San Francisco Giants – No. 56
- Infielder
- Born: July 23, 2001 (age 25) Brookhaven, Pennsylvania, U.S.
- Bats: LeftThrows: Right

MLB debut
- August 1, 2026, for the San Francisco Giants

MLB statistics (through September 14, 2026)
- Batting average: .125
- Runs batted in: 0
- Home runs: 3
- Stats at Baseball Reference

Teams
- San Francisco Giants (2026–present);

= Nate Furman =

American baseball player (born 2001)

Nathan Walter Furman (born July 23, 2001) is an American professional baseball infielder for the San Francisco Giants of Major League Baseball (MLB). He debuted in MLB in 2026.

==Career==
Furman attended Monsignor Bonner and Archbishop Prendergast High School in Upper Darby Township, Pennsylvania.
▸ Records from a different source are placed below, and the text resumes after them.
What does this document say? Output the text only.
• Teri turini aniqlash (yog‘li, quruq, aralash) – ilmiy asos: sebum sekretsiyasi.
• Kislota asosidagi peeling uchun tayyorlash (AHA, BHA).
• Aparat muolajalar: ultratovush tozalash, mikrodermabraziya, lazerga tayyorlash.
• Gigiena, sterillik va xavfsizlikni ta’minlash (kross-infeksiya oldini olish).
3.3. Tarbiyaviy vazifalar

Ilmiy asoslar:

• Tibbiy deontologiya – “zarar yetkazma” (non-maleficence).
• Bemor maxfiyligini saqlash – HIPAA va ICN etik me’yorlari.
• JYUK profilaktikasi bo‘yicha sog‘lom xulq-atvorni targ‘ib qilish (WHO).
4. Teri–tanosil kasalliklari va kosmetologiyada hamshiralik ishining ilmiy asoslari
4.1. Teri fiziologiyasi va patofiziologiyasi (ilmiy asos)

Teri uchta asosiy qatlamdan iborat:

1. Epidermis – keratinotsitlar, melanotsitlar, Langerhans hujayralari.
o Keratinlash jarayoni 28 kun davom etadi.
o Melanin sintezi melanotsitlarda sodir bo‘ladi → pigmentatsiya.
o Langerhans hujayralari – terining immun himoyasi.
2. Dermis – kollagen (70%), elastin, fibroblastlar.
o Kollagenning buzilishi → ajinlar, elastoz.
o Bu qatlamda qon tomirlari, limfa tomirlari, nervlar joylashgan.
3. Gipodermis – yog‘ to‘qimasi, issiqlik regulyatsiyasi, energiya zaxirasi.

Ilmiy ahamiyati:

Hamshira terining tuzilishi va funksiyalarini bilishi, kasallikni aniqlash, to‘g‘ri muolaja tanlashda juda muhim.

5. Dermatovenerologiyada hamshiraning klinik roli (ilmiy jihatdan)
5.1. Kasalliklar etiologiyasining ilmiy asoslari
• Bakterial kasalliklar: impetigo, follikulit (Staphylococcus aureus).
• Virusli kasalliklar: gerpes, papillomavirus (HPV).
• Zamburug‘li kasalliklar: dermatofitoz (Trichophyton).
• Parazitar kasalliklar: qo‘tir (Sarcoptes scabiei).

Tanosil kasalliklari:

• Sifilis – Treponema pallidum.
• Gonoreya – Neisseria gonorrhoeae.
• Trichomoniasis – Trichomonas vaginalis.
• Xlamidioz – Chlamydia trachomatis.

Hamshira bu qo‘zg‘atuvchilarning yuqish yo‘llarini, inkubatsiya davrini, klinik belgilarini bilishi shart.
He enrolled at the University of North Carolina at Charlotte and played college baseball for the UNC-Charlotte 49ers. In 2022, he played collegiate summer baseball with the Orleans Firebirds of the Cape Cod Baseball League.

The Cleveland Guardians selected Furman in the fourth round of the 2022 Major League Baseball draft. On August 28, 2024, Furman was traded by the Guardians to the San Francisco Giants as the player to be named later from the July 30 trade for Alex Cobb.

On August 1, 2026, Furman was promoted to the major leagues for the first time.